Breaking News
Tanaman Kopi Arabica (Foto : Coffeeland)

Syariat Menanam Arabica

Oleh: Gus Nur

Tanaman Kopi Arabica (Foto : Coffeeland)

Untuk menghasilkan kopi Arabica yang spesial banyak kondisi harus diperhatikan. Setidaknya lingkungan harus memenuhi persyaratan.

Beberapa kali saya dikirim Arabica asli. Bener-benar murni tanpa campuran. Tapi hasil akhirnya rasa lebih dekat ke Robusta. Menang di aroma saja. Dan saya terawang memang syarat lokasi nggak sesuai karena setidaknya Arabica itu harus di tanam diketinggian 1200mdpl keatas bukan tanah berpasir. Akhirnya beberapa waktu lalu nemu yang fisically serupa, tapi rasa bener-benar beda. Karena lokasi tanam juga berbeda.

Sebagaimana menanam Arabica, menjalankan syariat sendiri pun juga ada lingkungan tersendiri. Karena kalau tidak, rasanya juga akan beda. Contohnya, hukum potong tangan itu wajib. Ayatnya qath’i/tegas. Sama wajibnya dengan sholat, puasa dll. Jika diterapkan pasti tidak ada pencurian. Tapi butuh kondisi-kondisi tertentu untuk diterapkan, seperti kadar pencurian harus sampai ukuran, pencurian bukan karena urusan perut/ kelaparan, dilaksanakan dalam sistem Islam yang sempurna.

Kalau hukum potong tangan dilaksanakan pada sistem yang amburadul seperti demokrasi saat ini, dimana pajak tinggi beban hidup tinggi tapi fasilitas dasar tidak terjamin, hukum memihak konglomerat, maka dipaksakan penerapannya akan justru menimbulkan chaos.

Maka kondisi ideal harus diwujudkan untuk terlaksananya kewajiban-kewajiban tadi. Contoh kondisi ideal itu seperti zaman Khalifah Umar. Gaji guru saja 20 juta kurs sekarang. Pajak tidak ada. Bahkan tanah tidak akan terlantar. Ada orang punya lahan tidak digarap, ditunjuk hidungnya dibilangi, “Tanami lahanmu! Jika tidak akan aku jabel aku berikan saudaramu”. Si pemilik tanah otomatis langsung mengerjakannya. Nggak punya modal maka Baitul Mal selalu terbuka, memberikan pinjaman tanpa bunga. Hampir tanpa seleksi, hanya ditunjuk petugas mengawasi kegiatan usaha si peminjam agar duit benar-benar digunakan untuk usaha.

Sistem Khilafah itu identik dengan kemakmuran.
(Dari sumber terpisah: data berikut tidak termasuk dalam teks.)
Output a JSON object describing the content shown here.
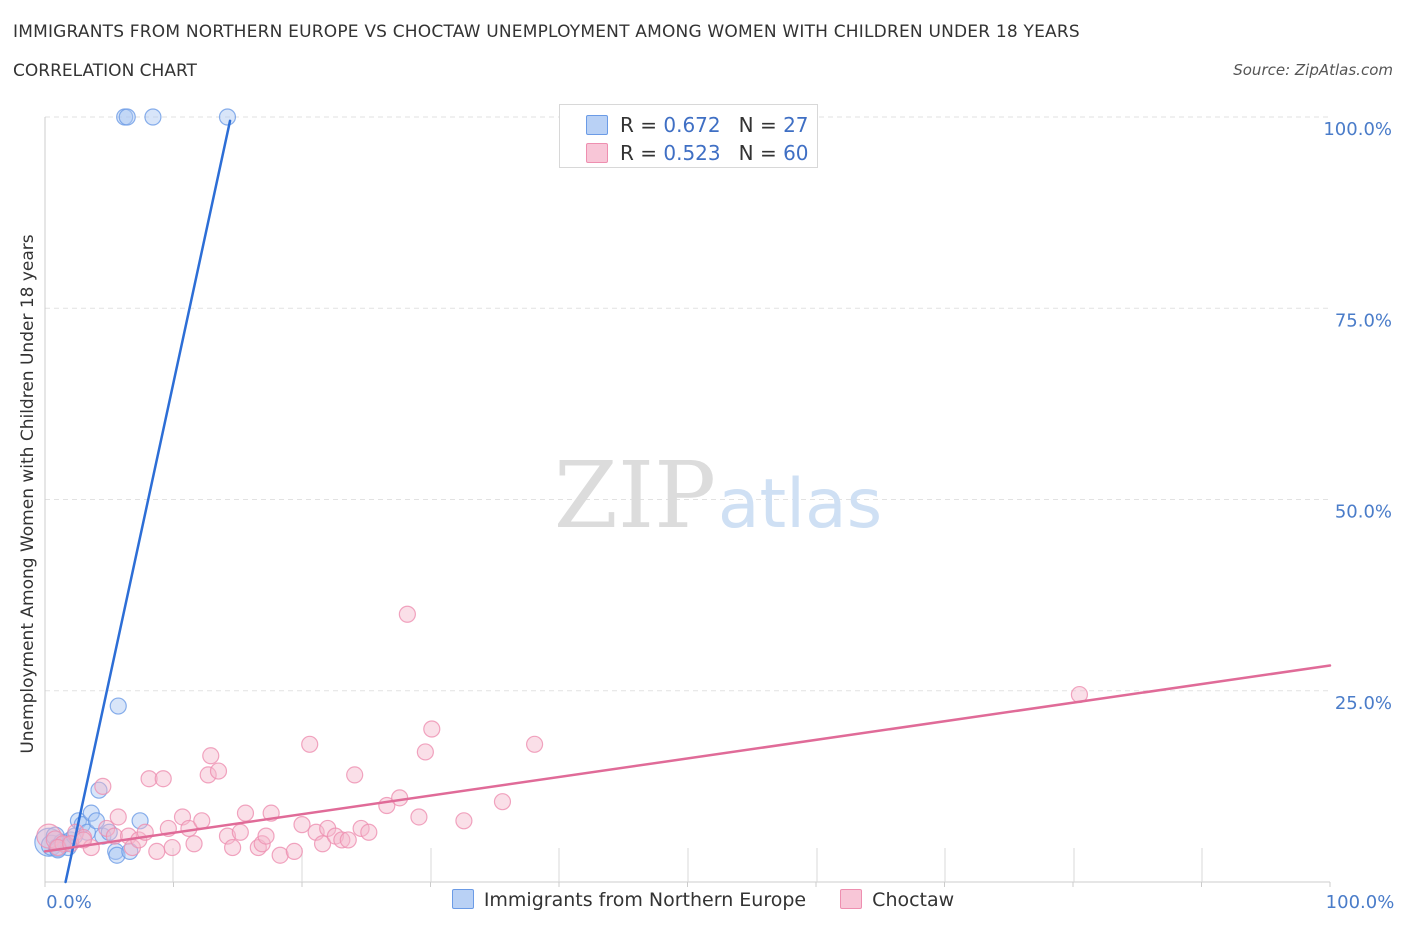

Turun temurun sampai daulah Utsmaniyah, di jalan-jalan yang dilalui musafir ada bangunan disebut Daarud Faqiiq atau rumah tepung. Di sediakan bahan membuat makanan oleh negara secara cuma-cuma untuk musafir siapapun dan berderet di sepanjang jalan menuju Makkah. Karena dana Baitul Mal senantiasa ada walaupun nggak sebanyak 11 trilyun yang masih katanya, tidak juga ngembat dana haji yang uangnya terpakai, jamaahnya tak diberangkatan juga.

Di zaman Nabi perzinahan hanya ada 2 kali. Bandingkan dengan sekarang, disalah satu kabupaten Jawa Tengah saja dalam satu kasus ada 240 pelajar SMK hamil duluan.

Tapi begitulah, haytsumaa takuunus syar’u takuunu al-maslahah, dimana syariat itu dilaksanakan, maka disitu maslahat didapatkan. Dan Syariat Islam itu hanya bisa diterapkan dalam sistem Islam, seperti untuk mendapatkan Arabica yang baik juga harus dari dataran tinggi dan bukan tanah pasir.